I'm delighted today to see that the Government is proposing to build a new wave of nuclear reactors. Opposition to nuclear energy has always been one aspect that makes it very difficult for me to take the environmental movement seriously. After all, if pollution of the atmosphere through the burning of fossil fuels is going to lead us to environmental catastrophe, then surely all viable alternatives must be used as far as is possible?

The fact is that there is neither the reliability nor the popular will to transfer all energy generation to renewable sources. Were wind farms sufficiently able to supply Britain's energy needs, I would happily see turbines in place of reactors. Could we utilise HEP more effectively, I'd be arguing for cascades. But the fact remains that trying to rely on renewable energy sources cannot meet Britain's growing energy demand. And if we want to stop the more heavily polluting sources of energy, building new nuclear sites seems the only responsible means of fulfilling demand.

Sometimes I do wonder what planet the environmentalists live on. The fact is that renewable energy sources cannot, in the short-term, help the aim of substantial reduction in carbon emissions. And it is that, after all, which is supposedly the major problem. Nuclear reactors have their risks - but at the same time, do we have reason to doubt their management? Do we really staff them with Homer Simpson clones who don't have a clue what they are doing? 19% of our electricity supply today is nuclear, and we haven't had a meltdown in Britain yet. Is it just a matter of time, or do the environmentalists throw about the word Chernobyl in a spate of fear-mongering?

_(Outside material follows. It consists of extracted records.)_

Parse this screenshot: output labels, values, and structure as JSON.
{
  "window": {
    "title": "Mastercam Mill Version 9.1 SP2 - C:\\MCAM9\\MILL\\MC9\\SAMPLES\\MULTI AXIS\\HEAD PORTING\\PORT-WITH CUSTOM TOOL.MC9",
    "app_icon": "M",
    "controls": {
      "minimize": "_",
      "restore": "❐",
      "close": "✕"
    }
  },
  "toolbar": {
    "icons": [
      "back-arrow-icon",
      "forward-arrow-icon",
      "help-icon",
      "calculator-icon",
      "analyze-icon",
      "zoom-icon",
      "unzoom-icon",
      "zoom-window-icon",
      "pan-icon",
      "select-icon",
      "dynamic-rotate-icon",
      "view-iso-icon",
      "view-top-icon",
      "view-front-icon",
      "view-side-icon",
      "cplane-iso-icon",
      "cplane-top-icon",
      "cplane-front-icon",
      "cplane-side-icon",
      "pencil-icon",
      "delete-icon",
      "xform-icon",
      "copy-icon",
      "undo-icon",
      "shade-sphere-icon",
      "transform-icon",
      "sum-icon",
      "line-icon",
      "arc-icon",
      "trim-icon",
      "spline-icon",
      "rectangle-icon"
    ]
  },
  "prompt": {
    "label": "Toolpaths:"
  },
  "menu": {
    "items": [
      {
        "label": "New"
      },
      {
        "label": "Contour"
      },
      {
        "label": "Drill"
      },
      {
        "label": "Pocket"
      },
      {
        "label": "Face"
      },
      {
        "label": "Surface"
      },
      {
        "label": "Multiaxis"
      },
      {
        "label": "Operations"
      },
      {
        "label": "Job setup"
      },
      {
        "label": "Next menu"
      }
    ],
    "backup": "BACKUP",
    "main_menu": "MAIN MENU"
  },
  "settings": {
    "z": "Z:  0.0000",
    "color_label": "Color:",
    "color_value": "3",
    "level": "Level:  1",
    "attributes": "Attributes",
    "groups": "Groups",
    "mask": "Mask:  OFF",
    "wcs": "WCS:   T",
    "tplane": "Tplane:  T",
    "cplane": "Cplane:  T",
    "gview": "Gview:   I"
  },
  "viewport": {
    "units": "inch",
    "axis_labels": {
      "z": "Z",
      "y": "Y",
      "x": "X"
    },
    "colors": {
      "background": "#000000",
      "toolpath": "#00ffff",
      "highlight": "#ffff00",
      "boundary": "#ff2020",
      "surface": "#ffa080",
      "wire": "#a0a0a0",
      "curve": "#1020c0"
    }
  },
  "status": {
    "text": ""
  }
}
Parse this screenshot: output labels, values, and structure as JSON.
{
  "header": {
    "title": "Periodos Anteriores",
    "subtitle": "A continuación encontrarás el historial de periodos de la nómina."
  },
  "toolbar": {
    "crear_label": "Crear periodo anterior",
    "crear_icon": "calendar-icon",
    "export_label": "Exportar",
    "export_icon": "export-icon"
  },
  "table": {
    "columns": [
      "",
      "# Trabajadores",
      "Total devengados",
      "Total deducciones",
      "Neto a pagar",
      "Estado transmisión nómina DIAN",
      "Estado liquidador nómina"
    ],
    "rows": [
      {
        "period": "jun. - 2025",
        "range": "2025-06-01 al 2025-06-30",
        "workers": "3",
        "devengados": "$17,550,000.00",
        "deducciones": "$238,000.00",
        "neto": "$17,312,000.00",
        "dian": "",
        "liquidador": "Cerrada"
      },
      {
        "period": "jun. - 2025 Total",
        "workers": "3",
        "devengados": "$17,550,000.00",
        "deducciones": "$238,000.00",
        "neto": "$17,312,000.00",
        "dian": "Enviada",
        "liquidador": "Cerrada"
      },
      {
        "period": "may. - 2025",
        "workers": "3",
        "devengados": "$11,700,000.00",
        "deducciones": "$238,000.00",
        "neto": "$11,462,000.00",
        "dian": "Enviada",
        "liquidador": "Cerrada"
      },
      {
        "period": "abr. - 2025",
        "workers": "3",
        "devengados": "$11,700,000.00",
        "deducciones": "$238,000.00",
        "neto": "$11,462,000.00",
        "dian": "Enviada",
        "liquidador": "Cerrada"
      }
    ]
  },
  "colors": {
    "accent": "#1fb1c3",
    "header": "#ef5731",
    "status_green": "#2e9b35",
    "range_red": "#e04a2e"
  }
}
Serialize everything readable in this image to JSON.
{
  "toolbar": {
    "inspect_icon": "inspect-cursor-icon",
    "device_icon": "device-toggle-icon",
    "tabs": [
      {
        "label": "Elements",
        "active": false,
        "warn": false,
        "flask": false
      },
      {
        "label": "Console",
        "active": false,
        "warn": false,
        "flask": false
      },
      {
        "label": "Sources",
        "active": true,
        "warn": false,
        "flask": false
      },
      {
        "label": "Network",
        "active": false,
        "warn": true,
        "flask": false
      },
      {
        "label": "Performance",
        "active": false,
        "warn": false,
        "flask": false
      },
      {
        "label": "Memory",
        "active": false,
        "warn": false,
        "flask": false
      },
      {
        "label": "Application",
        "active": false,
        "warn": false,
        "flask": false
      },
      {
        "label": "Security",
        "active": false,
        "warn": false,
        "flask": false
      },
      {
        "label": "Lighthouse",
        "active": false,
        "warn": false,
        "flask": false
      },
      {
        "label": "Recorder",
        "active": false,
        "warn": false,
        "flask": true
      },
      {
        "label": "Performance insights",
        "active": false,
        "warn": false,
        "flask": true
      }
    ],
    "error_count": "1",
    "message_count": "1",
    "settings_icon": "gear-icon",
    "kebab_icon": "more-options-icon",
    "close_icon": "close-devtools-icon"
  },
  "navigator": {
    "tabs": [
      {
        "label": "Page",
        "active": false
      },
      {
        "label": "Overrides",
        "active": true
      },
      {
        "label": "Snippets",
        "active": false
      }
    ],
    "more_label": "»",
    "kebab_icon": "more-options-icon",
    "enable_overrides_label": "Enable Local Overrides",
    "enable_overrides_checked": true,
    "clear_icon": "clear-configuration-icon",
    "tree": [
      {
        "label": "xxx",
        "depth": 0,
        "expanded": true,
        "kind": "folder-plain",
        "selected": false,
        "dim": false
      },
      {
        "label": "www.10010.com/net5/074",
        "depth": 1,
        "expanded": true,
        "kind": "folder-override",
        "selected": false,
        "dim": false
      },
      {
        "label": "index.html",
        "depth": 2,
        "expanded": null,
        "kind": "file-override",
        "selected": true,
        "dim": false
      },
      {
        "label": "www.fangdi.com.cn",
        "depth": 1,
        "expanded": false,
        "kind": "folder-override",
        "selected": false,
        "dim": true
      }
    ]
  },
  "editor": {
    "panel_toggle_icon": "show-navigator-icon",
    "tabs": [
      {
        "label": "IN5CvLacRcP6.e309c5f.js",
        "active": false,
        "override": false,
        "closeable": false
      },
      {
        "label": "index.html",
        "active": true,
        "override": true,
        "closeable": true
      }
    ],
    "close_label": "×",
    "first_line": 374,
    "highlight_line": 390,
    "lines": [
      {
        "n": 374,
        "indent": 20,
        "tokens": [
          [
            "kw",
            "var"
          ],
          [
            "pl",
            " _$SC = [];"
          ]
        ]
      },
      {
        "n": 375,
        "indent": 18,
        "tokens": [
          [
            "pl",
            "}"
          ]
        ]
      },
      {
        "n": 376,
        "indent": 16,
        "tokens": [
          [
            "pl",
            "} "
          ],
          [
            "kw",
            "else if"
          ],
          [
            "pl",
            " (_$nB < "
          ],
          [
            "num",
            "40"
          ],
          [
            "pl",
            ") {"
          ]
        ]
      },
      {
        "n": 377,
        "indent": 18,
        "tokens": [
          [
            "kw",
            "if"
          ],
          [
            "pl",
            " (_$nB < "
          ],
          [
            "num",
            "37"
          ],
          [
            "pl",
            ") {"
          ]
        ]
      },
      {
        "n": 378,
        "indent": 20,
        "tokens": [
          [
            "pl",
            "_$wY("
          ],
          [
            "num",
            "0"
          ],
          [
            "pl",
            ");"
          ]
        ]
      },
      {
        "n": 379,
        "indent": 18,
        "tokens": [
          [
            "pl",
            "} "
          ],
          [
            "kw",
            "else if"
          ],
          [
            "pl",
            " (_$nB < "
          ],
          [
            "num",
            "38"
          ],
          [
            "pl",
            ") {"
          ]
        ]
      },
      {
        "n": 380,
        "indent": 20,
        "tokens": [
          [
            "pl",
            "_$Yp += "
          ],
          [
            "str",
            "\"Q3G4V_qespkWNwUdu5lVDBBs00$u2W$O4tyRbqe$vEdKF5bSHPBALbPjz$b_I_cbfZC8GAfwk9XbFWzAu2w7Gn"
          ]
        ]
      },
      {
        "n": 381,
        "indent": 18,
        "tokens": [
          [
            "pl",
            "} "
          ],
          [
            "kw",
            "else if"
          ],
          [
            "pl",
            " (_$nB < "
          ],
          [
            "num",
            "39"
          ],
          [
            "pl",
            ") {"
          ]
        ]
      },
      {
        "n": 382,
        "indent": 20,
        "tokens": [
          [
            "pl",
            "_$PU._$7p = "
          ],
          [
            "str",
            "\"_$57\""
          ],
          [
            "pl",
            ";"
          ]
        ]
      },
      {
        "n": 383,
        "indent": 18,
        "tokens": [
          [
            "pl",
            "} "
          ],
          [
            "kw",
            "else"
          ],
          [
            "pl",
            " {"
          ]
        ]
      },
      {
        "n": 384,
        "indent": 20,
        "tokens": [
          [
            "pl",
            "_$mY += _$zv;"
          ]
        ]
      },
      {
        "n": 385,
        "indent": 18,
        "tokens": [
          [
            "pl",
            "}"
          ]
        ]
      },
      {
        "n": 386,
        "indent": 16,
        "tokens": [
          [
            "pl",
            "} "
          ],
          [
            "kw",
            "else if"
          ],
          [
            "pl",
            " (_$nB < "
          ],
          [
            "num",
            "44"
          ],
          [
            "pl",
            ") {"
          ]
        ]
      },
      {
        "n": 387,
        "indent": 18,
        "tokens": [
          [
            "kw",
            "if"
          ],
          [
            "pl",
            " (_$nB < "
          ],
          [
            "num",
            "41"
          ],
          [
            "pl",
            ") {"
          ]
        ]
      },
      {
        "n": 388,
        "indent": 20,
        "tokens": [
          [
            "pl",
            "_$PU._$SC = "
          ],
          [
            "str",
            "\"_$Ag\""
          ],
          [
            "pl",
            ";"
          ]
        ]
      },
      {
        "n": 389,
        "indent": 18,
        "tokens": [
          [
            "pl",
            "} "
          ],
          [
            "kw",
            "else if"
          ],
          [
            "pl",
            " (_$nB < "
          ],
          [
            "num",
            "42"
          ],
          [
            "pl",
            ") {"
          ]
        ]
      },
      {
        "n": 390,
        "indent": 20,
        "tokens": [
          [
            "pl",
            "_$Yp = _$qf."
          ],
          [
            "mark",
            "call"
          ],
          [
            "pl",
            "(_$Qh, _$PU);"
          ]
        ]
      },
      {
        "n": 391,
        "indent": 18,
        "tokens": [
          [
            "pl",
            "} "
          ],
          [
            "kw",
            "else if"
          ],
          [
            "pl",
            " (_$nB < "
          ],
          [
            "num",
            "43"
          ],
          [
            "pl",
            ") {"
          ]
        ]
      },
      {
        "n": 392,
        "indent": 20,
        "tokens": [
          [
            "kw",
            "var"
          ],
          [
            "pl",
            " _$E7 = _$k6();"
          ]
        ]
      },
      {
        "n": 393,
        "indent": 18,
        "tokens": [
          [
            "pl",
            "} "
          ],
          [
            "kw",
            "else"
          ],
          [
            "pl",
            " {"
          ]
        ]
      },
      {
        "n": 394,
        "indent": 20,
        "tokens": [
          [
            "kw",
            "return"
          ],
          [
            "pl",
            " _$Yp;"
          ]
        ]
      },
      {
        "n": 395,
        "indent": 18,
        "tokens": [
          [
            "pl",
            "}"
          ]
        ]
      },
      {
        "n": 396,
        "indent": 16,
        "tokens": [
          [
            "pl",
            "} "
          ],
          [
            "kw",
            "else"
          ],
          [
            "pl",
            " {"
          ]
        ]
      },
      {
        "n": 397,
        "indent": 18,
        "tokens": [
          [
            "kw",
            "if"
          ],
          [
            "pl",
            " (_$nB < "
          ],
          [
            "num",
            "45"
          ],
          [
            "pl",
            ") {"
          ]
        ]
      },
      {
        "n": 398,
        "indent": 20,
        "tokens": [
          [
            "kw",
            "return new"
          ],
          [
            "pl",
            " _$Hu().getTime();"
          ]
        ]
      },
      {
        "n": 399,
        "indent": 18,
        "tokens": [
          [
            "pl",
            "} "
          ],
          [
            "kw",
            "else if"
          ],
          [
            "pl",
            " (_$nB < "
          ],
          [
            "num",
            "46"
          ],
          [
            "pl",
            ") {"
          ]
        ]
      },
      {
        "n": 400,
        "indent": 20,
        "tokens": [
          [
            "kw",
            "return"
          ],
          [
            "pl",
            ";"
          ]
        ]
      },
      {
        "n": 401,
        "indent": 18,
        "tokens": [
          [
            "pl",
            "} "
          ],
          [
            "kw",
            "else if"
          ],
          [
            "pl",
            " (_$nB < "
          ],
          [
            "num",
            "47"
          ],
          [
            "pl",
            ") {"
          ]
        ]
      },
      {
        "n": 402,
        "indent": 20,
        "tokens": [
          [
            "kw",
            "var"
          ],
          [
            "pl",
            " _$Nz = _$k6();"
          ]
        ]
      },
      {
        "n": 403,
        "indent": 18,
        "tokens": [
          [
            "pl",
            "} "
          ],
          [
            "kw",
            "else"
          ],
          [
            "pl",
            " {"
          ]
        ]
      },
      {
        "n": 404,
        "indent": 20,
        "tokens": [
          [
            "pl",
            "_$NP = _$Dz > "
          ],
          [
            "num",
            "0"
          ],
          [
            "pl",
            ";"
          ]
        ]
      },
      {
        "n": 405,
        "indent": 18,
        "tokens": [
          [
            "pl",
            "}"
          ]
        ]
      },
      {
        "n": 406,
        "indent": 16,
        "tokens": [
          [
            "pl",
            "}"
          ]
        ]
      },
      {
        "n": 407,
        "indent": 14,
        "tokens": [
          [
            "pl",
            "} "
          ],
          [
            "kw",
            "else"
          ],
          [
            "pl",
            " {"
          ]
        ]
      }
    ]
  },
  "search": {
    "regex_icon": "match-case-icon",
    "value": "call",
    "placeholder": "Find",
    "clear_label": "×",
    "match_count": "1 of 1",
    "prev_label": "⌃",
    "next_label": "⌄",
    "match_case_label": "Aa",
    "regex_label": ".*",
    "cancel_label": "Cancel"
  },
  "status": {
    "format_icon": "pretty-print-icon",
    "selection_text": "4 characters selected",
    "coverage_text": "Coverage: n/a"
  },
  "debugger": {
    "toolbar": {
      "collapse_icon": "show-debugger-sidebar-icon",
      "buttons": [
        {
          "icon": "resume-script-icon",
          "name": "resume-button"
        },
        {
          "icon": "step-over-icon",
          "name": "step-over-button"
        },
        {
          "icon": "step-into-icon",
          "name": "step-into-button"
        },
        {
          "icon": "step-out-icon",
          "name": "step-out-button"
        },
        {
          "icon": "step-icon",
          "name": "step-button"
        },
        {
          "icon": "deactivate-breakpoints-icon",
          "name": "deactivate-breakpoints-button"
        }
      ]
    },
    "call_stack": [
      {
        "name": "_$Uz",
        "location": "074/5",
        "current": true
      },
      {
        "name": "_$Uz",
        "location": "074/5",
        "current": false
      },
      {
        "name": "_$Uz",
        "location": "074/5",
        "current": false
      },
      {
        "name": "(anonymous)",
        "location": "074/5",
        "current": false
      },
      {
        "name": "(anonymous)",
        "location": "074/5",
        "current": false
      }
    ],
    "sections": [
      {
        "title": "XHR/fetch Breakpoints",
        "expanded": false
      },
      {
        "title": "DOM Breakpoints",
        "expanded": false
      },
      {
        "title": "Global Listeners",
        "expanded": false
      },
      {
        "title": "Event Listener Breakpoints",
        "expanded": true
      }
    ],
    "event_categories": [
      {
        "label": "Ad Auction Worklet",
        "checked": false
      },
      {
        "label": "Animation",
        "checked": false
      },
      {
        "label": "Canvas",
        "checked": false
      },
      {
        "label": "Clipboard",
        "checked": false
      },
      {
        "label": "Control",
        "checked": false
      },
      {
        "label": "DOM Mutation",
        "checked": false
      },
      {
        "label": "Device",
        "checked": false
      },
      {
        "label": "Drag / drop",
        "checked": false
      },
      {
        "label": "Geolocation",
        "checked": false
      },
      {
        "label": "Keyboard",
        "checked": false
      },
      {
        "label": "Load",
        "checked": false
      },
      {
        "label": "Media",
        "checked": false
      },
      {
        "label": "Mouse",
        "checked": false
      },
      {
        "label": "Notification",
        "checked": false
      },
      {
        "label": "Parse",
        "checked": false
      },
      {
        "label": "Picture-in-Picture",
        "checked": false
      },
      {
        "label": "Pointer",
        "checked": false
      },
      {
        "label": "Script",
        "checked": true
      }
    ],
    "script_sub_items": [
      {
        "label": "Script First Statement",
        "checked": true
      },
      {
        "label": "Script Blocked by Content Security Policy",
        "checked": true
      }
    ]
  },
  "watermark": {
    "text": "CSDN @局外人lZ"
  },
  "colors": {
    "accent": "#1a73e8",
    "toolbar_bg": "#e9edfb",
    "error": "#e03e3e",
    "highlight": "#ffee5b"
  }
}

Fear-mongering, of course, is the stock-in-trade of the green lobby. No-one doubts that searching for reliable renewable energy is highly desirable. The capability right now doesn't exist. By the time new reactors are built, it would still seem doubtful. Either we can meet the rise in demand through nuclear energy, or we can look to fossil fuels again, or the environmental lobby can piss off every single person in this country by demanding compulsory energy shortages until scientific advances are made. And yet again, they'd be engaged in a self-defeating process. Is all they want to do to crow from the sidelines? If not, then they'd better start making more positive contributions to the debate. I'm getting sick of their endlessly negative tone.